„Three Lions“ stecken fest: Englands neue Mittelmäßigkeit
London (dpa) - Roy Hodgsons Trainerzeit in England ist bislang vor allem von einem geprägt: Mittelmäßigkeit. Parade-Beispiel dafür war das 1:1 (1:0) in Montenegro. Einer tollen ersten Halbzeit folgte eine katastrophale zweite Spielhälfte.
Der Trainer-Diplomat Hodgson fand das aber gar nicht dramatisch und sprach von einem „nicht explizit schlimmen Ergebnis“. Denn: „Es liegt immer noch in unseren Händen.“
Das ist zwar nicht falsch. Schließlich leisten sich die „Three Lions“ keine Blamagen und sind in ihrer WM-Qualifikationsgruppe H noch unbesiegt. Aber nach drei Unentschieden ist die Lage als Gruppenzweiter hinter den frechen Montenegrinern heikel - anders gesagt: die Mittelmäßigkeit unter Hodgson ist gefährlich.
Englands Presse sparte sich ihren üblichen Spott und litt eher mit. „Verdammt!“, fluchte die „Sun“. Der „Daily Mirror“ warnte: „Noch irgendein Fehler - und wir könnten in der Play-off-Lotterie landen.“ Der „Times“-Reporter diagnostizierte die alte englische Fußball-Krankheit, unter Druck Angst zu bekommen. Er konnte die zweite Hälfte kaum mitansehen: „Es war, als würde man einen alten Film zum x-ten Mal gucken und sich dabei zu überzeugen versuchen, dass es dieses Mal anders ausgeht.“
Der „Independent“ kritisierte indirekt allerdings den oftmals glanzlosen Hodgson, indem er sogar wehmütig an den ungeliebten Ex-Coach Capello erinnerte: „Eine Spielergeneration, die von Fabio Capello zu den letzten zwei Turnieren geführt wurde, verliert ihre alten Kräfte, mit dem Druck umzugehen, wenn es zählt.“ Capello verlieh Englands Löwen eine arrogante, bissige Aura. Nun wirken sie geradezu handzahm und von der Angst befallen, zu versagen.
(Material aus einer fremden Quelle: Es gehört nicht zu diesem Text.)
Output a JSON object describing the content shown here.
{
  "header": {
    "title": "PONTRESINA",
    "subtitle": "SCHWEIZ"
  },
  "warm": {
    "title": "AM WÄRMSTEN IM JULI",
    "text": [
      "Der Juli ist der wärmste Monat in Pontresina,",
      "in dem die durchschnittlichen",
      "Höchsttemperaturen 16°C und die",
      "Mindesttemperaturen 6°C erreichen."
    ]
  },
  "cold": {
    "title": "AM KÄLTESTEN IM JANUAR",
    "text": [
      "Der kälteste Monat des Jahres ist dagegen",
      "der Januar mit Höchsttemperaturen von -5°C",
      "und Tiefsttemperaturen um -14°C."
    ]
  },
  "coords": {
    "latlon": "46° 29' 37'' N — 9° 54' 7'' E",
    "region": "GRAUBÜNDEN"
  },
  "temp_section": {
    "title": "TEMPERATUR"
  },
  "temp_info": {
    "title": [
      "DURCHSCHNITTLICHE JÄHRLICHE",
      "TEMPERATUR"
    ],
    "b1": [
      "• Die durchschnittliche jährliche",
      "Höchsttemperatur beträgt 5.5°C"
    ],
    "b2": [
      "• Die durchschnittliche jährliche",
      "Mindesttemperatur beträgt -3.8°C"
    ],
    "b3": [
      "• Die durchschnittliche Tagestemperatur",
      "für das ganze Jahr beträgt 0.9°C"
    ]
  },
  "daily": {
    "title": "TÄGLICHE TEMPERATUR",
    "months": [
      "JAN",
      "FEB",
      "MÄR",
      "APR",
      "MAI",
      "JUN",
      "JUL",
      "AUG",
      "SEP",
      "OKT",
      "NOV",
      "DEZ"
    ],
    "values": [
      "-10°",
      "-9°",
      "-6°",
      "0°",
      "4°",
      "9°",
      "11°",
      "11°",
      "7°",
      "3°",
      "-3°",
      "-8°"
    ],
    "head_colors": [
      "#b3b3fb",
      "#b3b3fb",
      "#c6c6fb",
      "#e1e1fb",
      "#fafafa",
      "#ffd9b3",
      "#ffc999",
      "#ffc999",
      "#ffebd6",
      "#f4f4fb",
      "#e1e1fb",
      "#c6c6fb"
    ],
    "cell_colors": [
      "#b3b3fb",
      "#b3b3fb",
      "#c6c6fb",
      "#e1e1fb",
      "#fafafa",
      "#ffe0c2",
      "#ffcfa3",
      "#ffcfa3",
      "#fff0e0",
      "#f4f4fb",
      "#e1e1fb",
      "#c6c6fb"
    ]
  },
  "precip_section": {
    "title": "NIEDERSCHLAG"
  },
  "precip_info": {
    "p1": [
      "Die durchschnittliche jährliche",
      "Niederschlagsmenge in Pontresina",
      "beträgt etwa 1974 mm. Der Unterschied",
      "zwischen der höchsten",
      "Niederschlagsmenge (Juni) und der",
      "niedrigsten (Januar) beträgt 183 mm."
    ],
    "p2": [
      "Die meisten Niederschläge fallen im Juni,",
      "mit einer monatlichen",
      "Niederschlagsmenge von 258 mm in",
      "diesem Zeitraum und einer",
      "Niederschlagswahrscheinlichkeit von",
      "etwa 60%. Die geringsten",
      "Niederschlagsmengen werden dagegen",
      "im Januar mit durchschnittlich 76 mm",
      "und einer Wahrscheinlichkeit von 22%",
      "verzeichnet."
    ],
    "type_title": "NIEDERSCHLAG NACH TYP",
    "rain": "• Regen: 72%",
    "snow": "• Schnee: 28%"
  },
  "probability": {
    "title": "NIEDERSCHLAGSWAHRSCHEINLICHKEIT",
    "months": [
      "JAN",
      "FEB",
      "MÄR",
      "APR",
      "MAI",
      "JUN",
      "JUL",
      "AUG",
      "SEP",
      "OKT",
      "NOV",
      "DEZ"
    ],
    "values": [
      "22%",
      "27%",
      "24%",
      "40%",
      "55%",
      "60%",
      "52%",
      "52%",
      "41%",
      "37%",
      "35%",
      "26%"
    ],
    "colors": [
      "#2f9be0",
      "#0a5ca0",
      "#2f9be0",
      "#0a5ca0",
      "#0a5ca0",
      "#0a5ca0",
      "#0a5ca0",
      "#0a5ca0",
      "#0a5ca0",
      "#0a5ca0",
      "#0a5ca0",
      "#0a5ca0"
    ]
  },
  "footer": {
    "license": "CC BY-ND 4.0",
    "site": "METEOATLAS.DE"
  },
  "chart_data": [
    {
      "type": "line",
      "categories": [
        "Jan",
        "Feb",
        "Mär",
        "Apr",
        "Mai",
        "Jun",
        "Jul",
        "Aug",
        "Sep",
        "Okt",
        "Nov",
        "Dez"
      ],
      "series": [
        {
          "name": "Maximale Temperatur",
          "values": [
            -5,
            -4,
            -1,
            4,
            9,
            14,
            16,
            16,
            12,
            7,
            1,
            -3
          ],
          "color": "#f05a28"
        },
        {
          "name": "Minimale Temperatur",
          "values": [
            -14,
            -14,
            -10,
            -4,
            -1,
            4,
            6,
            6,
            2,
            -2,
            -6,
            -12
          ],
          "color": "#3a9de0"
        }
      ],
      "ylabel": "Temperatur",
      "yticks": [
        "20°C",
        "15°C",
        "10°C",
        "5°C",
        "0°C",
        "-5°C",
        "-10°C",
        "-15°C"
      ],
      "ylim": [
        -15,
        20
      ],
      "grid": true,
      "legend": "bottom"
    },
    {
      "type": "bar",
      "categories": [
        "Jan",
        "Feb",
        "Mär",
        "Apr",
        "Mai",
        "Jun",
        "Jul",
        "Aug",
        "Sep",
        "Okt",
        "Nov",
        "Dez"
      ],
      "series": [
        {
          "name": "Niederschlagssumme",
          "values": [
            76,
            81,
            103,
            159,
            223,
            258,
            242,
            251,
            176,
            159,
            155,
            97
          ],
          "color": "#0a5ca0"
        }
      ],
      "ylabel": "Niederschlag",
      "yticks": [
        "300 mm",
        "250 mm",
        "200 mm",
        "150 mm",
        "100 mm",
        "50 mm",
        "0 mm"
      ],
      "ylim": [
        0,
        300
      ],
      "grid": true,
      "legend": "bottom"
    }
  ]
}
Dabei hatten sie so furios losgelegt im Hexenkessel von Podgorica: In der sechsten Minute ließ Superstar Wayne Rooney 12 000 Zuschauer mit dem 1:0 verstummen. Ein Top-Team hätte nachgelegt, der Weltmeister von 1966 verlor aber den Faden und war am Ende mit dem 1:1 durch Dejan Damjanovic (76.) gut bedient. Die stolzen Montenegriner feierten sich entsprechend: „Der Punkt ist Gold wert“, meinte Kapitän Mirko Vucinic. „Eine Sternennacht! Montenegro hat England zermalmt“ schrieb die Zeitung „Vijesti“ und prophezeite: „Der Heldenpunkt führt nach Brasilien.“
Hodgson hatte Ende November in Brasilien schon mal potenzielle Quartiere für den Weltranglisten-Vierten begutachtet und sogar mit dem WM-Titel geliebäugelt - etwas vorschnell? Kapitän Steven Gerrard mahnte nun extrem niedergeschlagen an: „Wir müssen jetzt alle unsere Spiele gewinnen. Wir brauchen definitiv die drei Punkte in der Ukraine und wir brauchen perfekte Resultate zu Hause.“ Noch dreimal tritt die Hodgson-Elf in Wembley an: gegen Moldawien, Montenegro und Polen.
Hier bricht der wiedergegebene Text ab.